One of my favourite podcasts is stand-up Kyle Brownrigg's Best Actress podcast. In it, he discusses Best Actress and Best Supporting Actress Oscar wins, who won and who should have won – and why. It's all very funny, chatty, bitchy and refreshingly non-academic.

Last month I appeared on the show to discuss the 1956 Oscar ceremony Best Actress win for Anna Magnani in The Rose Tattoo.

Anna Magnani can't look at Burt Lancaster's terrible haircut in The Rose Tattoo.
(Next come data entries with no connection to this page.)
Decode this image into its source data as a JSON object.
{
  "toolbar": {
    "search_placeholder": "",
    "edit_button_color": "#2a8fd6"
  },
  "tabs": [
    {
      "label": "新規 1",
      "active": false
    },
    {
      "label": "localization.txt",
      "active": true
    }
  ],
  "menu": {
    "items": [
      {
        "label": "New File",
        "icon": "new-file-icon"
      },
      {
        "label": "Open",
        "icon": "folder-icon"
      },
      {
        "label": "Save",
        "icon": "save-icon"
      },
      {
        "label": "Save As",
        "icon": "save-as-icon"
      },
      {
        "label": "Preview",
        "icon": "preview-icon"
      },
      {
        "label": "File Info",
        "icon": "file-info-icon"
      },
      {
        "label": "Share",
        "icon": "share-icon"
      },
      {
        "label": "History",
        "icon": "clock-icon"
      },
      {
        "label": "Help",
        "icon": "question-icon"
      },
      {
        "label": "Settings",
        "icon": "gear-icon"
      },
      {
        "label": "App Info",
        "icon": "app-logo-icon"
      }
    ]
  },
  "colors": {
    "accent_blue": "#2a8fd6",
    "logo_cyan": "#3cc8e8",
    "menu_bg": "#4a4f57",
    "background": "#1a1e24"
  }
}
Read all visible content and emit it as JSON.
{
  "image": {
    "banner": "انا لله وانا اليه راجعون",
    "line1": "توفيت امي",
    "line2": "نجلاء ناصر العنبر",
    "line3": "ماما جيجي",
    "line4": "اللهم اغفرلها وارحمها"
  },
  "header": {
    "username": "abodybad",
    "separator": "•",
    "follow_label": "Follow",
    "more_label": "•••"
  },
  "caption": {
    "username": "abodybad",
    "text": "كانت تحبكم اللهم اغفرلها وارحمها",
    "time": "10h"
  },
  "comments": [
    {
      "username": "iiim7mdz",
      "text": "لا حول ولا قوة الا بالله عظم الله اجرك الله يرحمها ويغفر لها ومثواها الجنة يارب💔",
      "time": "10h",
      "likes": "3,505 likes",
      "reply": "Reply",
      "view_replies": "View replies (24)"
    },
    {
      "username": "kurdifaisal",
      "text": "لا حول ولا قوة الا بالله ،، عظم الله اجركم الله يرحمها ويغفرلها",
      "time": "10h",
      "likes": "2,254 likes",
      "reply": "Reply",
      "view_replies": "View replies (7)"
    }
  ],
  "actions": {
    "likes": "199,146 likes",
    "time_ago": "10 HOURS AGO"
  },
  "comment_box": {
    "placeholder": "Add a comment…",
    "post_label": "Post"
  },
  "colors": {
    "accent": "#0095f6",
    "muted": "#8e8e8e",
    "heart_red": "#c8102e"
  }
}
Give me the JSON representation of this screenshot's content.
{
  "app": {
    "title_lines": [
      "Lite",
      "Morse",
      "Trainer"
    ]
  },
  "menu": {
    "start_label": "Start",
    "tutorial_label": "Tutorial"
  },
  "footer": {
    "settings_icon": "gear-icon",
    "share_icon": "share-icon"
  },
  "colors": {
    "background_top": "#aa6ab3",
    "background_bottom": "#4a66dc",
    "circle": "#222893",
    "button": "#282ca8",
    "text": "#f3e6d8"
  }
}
It turns out I had never seen that film, nor had I seen the other nominees: Katharine Hepburn in Summertime, Eleanor Parker in Interrupted Melody, Jennifer Jones in Love is a Many-Splendored Thing and Susan Hayward in I'll Cry Tomorrow. So it was quite the discovery to watch them all in the space of a week or so. Spoiler alert: we had lots of things to say about Jennifer Jones in yellow face. Also, Kyle's mic wasn't working properly. You can download or listen to the episode here.

I was also a guest on Phil Rickaby's long-running Stageworthy podcast, rambling incoherently about what I do for a living. Rickaby's show is one of the only podcasts I know of (that's still up, that is) to cover the Canadian theatre scene. Listening to his archive of interviews helped get me through the worst, theatre-less days of the pandemic. You can find the podcast here.